I will give him this: he works for a crappy company that is owned by really old, rich, republicans and they refuse to turn on the furnace until the end of November or something to save on money, and he spent the whole day freezing and said he felt like he was getting a cold. Plus a guy he works with, who had been there for 3 or 4 years got fired for financial reasons and that bummed everyone out. So I could have chose a better time when he was in a better mood to bring it up, but still....

If he brings up house buying again, I'm totally shutting him down on it. If we aren't in a financial place for him to be able to afford a ring, we have no business making such a huge investment. And just the fact that he doesn't seem to be making an effort to even go window shopping for them with me pisses me off. I've told him 4 or 5 times now, we need to go look and get an idea of price before anything else but I doubt he has ever heard me.

So I'm pretty sure he knows I'm upset. I cried a little when we went to bed and turned away from him and he rubbed my back without me asking (which he NEVER does).

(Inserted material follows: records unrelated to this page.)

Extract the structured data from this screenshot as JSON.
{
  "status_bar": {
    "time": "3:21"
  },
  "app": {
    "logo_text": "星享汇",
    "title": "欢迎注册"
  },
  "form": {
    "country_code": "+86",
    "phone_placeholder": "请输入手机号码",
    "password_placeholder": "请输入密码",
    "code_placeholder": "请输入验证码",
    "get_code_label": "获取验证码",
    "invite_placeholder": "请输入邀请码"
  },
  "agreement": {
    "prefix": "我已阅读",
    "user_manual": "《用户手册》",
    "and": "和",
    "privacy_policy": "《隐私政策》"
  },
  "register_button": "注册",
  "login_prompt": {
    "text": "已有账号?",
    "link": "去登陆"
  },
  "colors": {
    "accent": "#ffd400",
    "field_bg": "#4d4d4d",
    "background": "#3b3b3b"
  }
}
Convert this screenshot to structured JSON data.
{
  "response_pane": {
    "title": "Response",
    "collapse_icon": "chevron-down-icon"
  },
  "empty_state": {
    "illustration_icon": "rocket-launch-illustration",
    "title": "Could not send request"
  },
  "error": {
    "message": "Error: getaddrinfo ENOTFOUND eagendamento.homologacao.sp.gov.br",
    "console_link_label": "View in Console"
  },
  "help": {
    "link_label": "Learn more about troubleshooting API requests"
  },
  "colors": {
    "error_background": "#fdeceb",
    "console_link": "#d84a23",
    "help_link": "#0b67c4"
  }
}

I just wish he would hurry up and propose. I've definitely put in my time :)

Tuesday, October 28, 2008

I have too much time on my hands.

Today at work I have:
-found every house in town in (what I think is) our price range for buying and made a tidy list including address, price and number of bedrooms/bathrooms.
-found (the more realistic option) a spacious 2 bedroom apartment closer to downtown for not much more than we are paying now. I'm going to call the guy tonight for serious, and ask him one determining question: does it have a bathtub?
-found two realistic locations for our wedding. No, we still aren't officially engaged, but we might as well be. I felt weird researching things at first, since there is no ring on my finger, but it is only a matter of time (and money) until it is and I don't want to spend ions of time planning, so I might as well know what I want early.
-updated my offbeat bride tribe profile.
-checked MySpace a zillion times.
-visited Facebook a few times as well.
- I have NOT however, done much significant work. Not that I am complaining...I'm just worried one of these days they are going to bust me doing very little and realize they are paying all this money for me to organize my life on their time.

Oh well. I'm thinking over time, things may get busier, but who knows.

Tuesday, October 21, 2008

ick. ack. eck.

Do you ever have days where you are just off?

I imagine something is wrong in somewhere in world, or even the universe, and for some reason, its affecting me. I just feel bad, very unhappy and blue. I can't seem to talk myself out of it like usual. I know it will pass, but damn, it sure does make things annoying in the mean time.

Oh and it doesn't help that I am already stressing a smidgen about the wedding I haven't even been proposed for yet. That is probably the most of it. I'm getting impatient, and I can't start planning until he proposes and I honestly don't know when that will be.

Bleck!

Wednesday, October 1, 2008

Secrets, Secrets

I was killing some time today on postsecret.com and decided create my own little secret sharing blog for a couple reasons, mostly because I'm too lazy to create a post card to send to Frank Warren. So here are my secrets:

1. I have always said I never want kids. Suddenly I do and that freaks me out. A lot.
2. I don't think I will ever be happy with my body.
3. I lie when I say I'm not a jealous person.
4. I am sort of obsessed with my long time boyfriend's life before me, even though it included two crazy (ex)girlfriends and baby mama drama.
5. I worry about things to the point of making myself sick.
6. I am genuinely uncomfortable around elderly people, and because of this, I'm terrified of my parents growing old.
7. I sure I've found my soul mate, and if he thinks I'm not a little scared of getting married, he's very wrong.
8. I hope I am never confronted by her, because I've never been in a fist fight, and she would probably kick my ass, but I would go down swinging.
9. Sometimes I wonder how I ended up here....seriously.
10. I still want to take a trip to Europe all by myself, I just don't think it will ever happen.

So there are my dirty little secrets. If anyone reads this and wants to share, go for it.